Filsafat Barat dan Renaissance

PENDAHULUAN
Renaissance berarti kelahiran kembali, yaitu lahirnya kebudayaan Yunani dan kebudayaan Romawi. Pada saat itu gejala masyarakat untuk melepaskan diri dari kungkungan dogmatisme Gereja sudah mulai tampak di Eropa. Abad pertengahan manusia tidak bisa berekspresi secara bebas, manusia dininakbobokkan lebih kurang 1000 tahun lamanya.
Pada abad ke 14 dan 15 terutama di Italia muncul keinginan yang kuat, sehingga memunculkan penemuan-penemuan baru dalam bidang seni dan sastra, dari penemuan tersebut sudah memperlihatkan suatu perkembangan baru. Manusia berani berpikir secara baru, antara lain mengenai dirinya sendiri, manusia menganggap dirinya sendiri tidak lagi sebagai viator mundi, yaitu orang yang berziarah di dunia ini, melainkan sebagai faber mundi, yaitu orang yang menciptakan dunianya.
Pada saat itu manusia mulai dianggap sebagai pusat kenyataan, hal itu terlihat secara nyata dalam karya-karya seniman zaman renaissance seperti Donatello, Botticelli, Michelangelo (1475-1564), Raphael (1483-1520, Perugino (1446-1526, dan Leonardo da Vinci (1452-1592). Dalam bidang penjelajahan terlihat beberapa nama besar seperti Cristopher Colombus (1451-1506) dan Ferdinand Magellan (1480-1521). Sedangkan dalam bidang ilmu pengetahuan terdapat beberapa tokoh hebat antara lain Nicolaus Copernicus (1478-1543), Andreas Vasalius (1514-1564), Galileo Galilei (1546-1642),  Johannes Kepler (1571-1642), dan Francis Bacon (1561-1632) bangsawan Inggris yang meletakkan dasar filosofis untuk perkembangan dalam bidang ilmu pengetahuan dengan mengarang suatu maha karya yang  bermaksud menggantikan teori Aristoteles tentang ilmu pengetahuan dengan suatu teori baru dalam bukunya Novum Organon.
           
Zaman renaissance sering disebut sebagai sebagai zaman humanisme, sebab pada abad pertengahan manusia kurang dihargai sebagai manusia, kebenaran diukur berdasarkan kebenaran gereja,  bukan menurut yang dibuat oleh manusia. humanisme menghendaki ukuran haruslah manusia, karena manusia mempunyai kemampuan berpikir, berkreasi, memilih dan menentukan, maka humanisme menganggap manusia mampu mengatur dirinya dan mengatur dunianya. Ciri utama renaissance dengan demikian adalah humanisme, individualisme, lepas dari agama. Manusia sudah mengandalkan akal (rasio) dan pengalaman (empiris) dalam merumuskan pengetahuan, meskipun harus diakui bahwa filsafat belum menemukan bentuk pada zaman renaissance, melainkan pada zaman sesudahnya, yang berkembang pada waktu itu sains, dan penemuan-penemuan dari hasil pengembangan sains yang kemudian berimplikasi pada semakin ditinggalkan agama kristen karena semangat humanisme. Fenomena tersebut cukup tampak pada abad modern. 

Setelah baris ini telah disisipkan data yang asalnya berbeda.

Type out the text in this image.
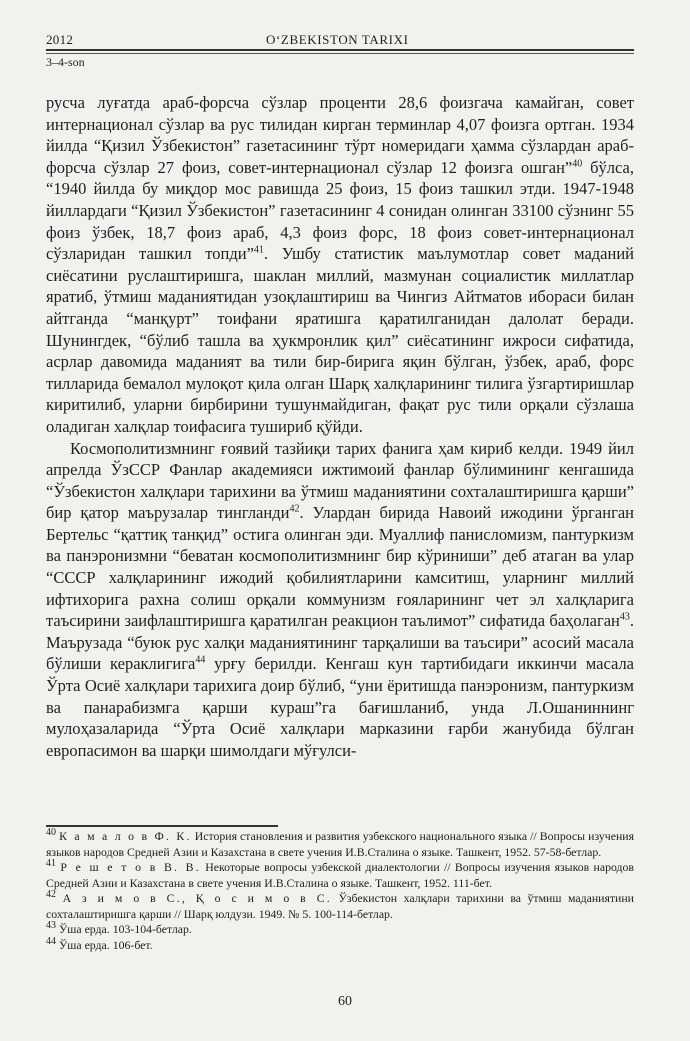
2012	O‘ZBEKISTON TARIXI
3–4-son

русча луғатда араб-форсча сўзлар проценти 28,6 фоизгача камайган, совет интернационал сўзлар ва рус тилидан кирган терминлар 4,07 фоизга ортган. 1934 йилда “Қизил Ўзбекистон” газетасининг тўрт номеридаги ҳамма сўзлардан араб-форсча сўзлар 27 фоиз, совет-интернационал сўзлар 12 фоизга ошган”$^{40}$ бўлса, “1940 йилда бу миқдор мос равишда 25 фоиз, 15 фоиз ташкил этди. 1947-1948 йиллардаги “Қизил Ўзбекистон” газетасининг 4 сонидан олинган 33100 сўзнинг 55 фоиз ўзбек, 18,7 фоиз араб, 4,3 фоиз форс, 18 фоиз совет-интернационал сўзларидан ташкил топди”$^{41}$. Ушбу статистик маълумотлар совет маданий сиёсатини руслаштиришга, шаклан миллий, мазмунан социалистик миллатлар яратиб, ўтмиш маданиятидан узоқлаштириш ва Чингиз Айтматов ибораси билан айтганда “манқурт” тоифани яратишга қаратилганидан далолат беради. Шунингдек, “бўлиб ташла ва ҳукмронлик қил” сиёсатининг ижроси сифатида, асрлар давомида маданият ва тили бир-бирига яқин бўлган, ўзбек, араб, форс тилларида бемалол мулоқот қила олган Шарқ халқларининг тилига ўзгартиришлар киритилиб, уларни бирбирини тушунмайдиган, фақат рус тили орқали сўзлаша оладиган халқлар тоифасига тушириб қўйди.

Космополитизмнинг ғоявий тазйиқи тарих фанига ҳам кириб келди. 1949 йил апрелда ЎзССР Фанлар академияси ижтимоий фанлар бўлимининг кенгашида “Ўзбекистон халқлари тарихини ва ўтмиш маданиятини сохталаштиришга қарши” бир қатор маърузалар тингланди$^{42}$. Улардан бирида Навоий ижодини ўрганган Бертельс “қаттиқ танқид” остига олинган эди. Муаллиф панисломизм, пантуркизм ва панэронизмни “беватан космополитизмнинг бир кўриниши” деб атаган ва улар “СССР халқларининг ижодий қобилиятларини камситиш, уларнинг миллий ифтихорига рахна солиш орқали коммунизм ғояларининг чет эл халқларига таъсирини заифлаштиришга қаратилган реакцион таълимот” сифатида баҳолаган$^{43}$. Маърузада “буюк рус халқи маданиятининг тарқалиши ва таъсири” асосий масала бўлиши кераклигига$^{44}$ урғу берилди. Кенгаш кун тартибидаги иккинчи масала Ўрта Осиё халқлари тарихига доир бўлиб, “уни ёритишда панэронизм, пантуркизм ва панарабизмга қарши кураш”га бағишланиб, унда Л.Ошаниннинг мулоҳазаларида “Ўрта Осиё халқлари марказини ғарби жанубида бўлган европасимон ва шарқи шимолдаги мўғулси-

$^{40}$ К а м а л о в Ф. К. История становления и развития узбекского национального языка // Вопросы изучения языков народов Средней Азии и Казахстана в свете учения И.В.Сталина о языке. Ташкент, 1952. 57-58-бетлар.

$^{41}$ Р е ш е т о в В. В. Некоторые вопросы узбекской диалектологии // Вопросы изучения языков народов Средней Азии и Казахстана в свете учения И.В.Сталина о языке. Ташкент, 1952. 111-бет.

$^{42}$ А з и м о в С., Қ о с и м о в С. Ўзбекистон халқлари тарихини ва ўтмиш маданиятини сохталаштиришга қарши // Шарқ юлдузи. 1949. № 5. 100-114-бетлар.

$^{43}$ Ўша ерда. 103-104-бетлар.

$^{44}$ Ўша ерда. 106-бет.

60
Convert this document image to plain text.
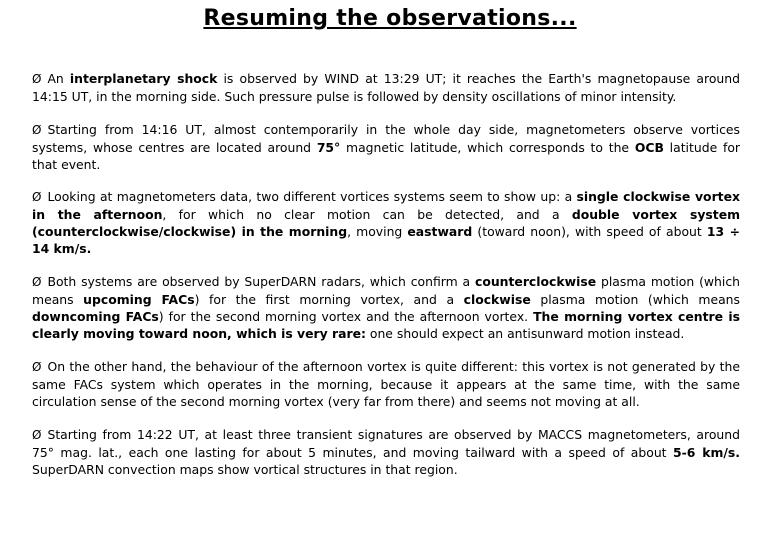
Resuming the observations...
Ø An interplanetary shock is observed by WIND at 13:29 UT; it reaches the Earth's magnetopause around 14:15 UT, in the morning side. Such pressure pulse is followed by density oscillations of minor intensity.
Ø Starting from 14:16 UT, almost contemporarily in the whole day side, magnetometers observe vortices systems, whose centres are located around 75° magnetic latitude, which corresponds to the OCB latitude for that event.
Ø Looking at magnetometers data, two different vortices systems seem to show up: a single clockwise vortex in the afternoon, for which no clear motion can be detected, and a double vortex system (counterclockwise/clockwise) in the morning, moving eastward (toward noon), with speed of about 13 ÷ 14 km/s.
Ø Both systems are observed by SuperDARN radars, which confirm a counterclockwise plasma motion (which means upcoming FACs) for the first morning vortex, and a clockwise plasma motion (which means downcoming FACs) for the second morning vortex and the afternoon vortex. The morning vortex centre is clearly moving toward noon, which is very rare: one should expect an antisunward motion instead.
Ø On the other hand, the behaviour of the afternoon vortex is quite different: this vortex is not generated by the same FACs system which operates in the morning, because it appears at the same time, with the same circulation sense of the second morning vortex (very far from there) and seems not moving at all.
Ø Starting from 14:22 UT, at least three transient signatures are observed by MACCS magnetometers, around 75° mag. lat., each one lasting for about 5 minutes, and moving tailward with a speed of about 5-6 km/s. SuperDARN convection maps show vortical structures in that region.
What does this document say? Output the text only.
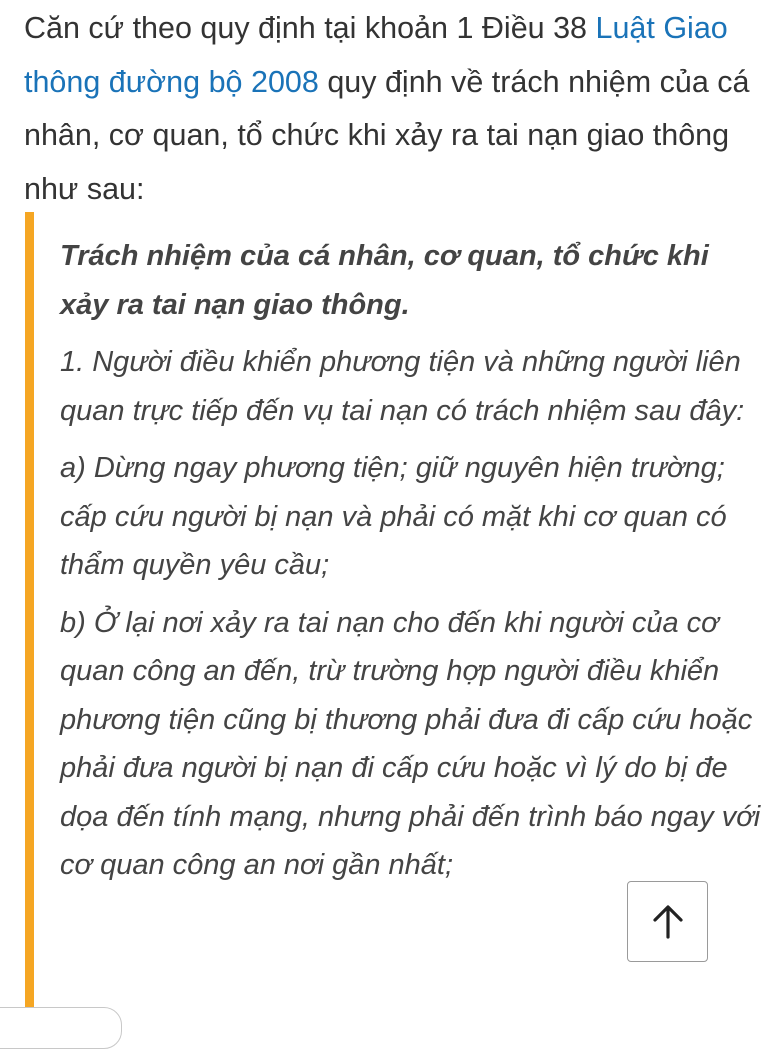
Căn cứ theo quy định tại khoản 1 Điều 38 Luật Giao thông đường bộ 2008 quy định về trách nhiệm của cá nhân, cơ quan, tổ chức khi xảy ra tai nạn giao thông như sau:

Trách nhiệm của cá nhân, cơ quan, tổ chức khi xảy ra tai nạn giao thông.

1. Người điều khiển phương tiện và những người liên quan trực tiếp đến vụ tai nạn có trách nhiệm sau đây:

a) Dừng ngay phương tiện; giữ nguyên hiện trường; cấp cứu người bị nạn và phải có mặt khi cơ quan có thẩm quyền yêu cầu;

b) Ở lại nơi xảy ra tai nạn cho đến khi người của cơ quan công an đến, trừ trường hợp người điều khiển phương tiện cũng bị thương phải đưa đi cấp cứu hoặc phải đưa người bị nạn đi cấp cứu hoặc vì lý do bị đe dọa đến tính mạng, nhưng phải đến trình báo ngay với cơ quan công an nơi gần nhất;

            Zaman modern merupakan zaman tegaknya corak pemikiran filsafat yang berorientasi antroposentrisme, sebab manusia menjadi pusat perhatian. Pada masa Yunani dan abad pertengahan filsafat selalu mencari substansi prinsip induk seluruh kenyataan. Para filsuf Yunani menemukan unsur-unsur kosmologi sebagai prinsip induk segala sesuatu yang ada. Sementara para tokoh abad pertengahan, Tuhan menjadi prinsip bagi segala yang ada, namun pada zaman modern, peranan substansi diambil alih oleh manusia sebagai ‘subjek’ yang terletak di bawah seluruh kenyataan, dan memikul seluruh kenyataan yang melingkupinya. Oleh karena itu zaman modern sering disebut sebagai zaman pembentukan ‘subjektivitas’, karena seluruh sejarah filsafat zaman modern dapat dilihat sebagai satu mata rantai perkembangan pemikiran mengenai subjektivitas. Semua filsuf zaman modern menyelidiki segi-segi subjek manusiawi. Aku sebagai pusat pemikiran, pusat pengamatan, pusat kebebasan, pusat tindakan pusat kehendak, dan pusat perasaan.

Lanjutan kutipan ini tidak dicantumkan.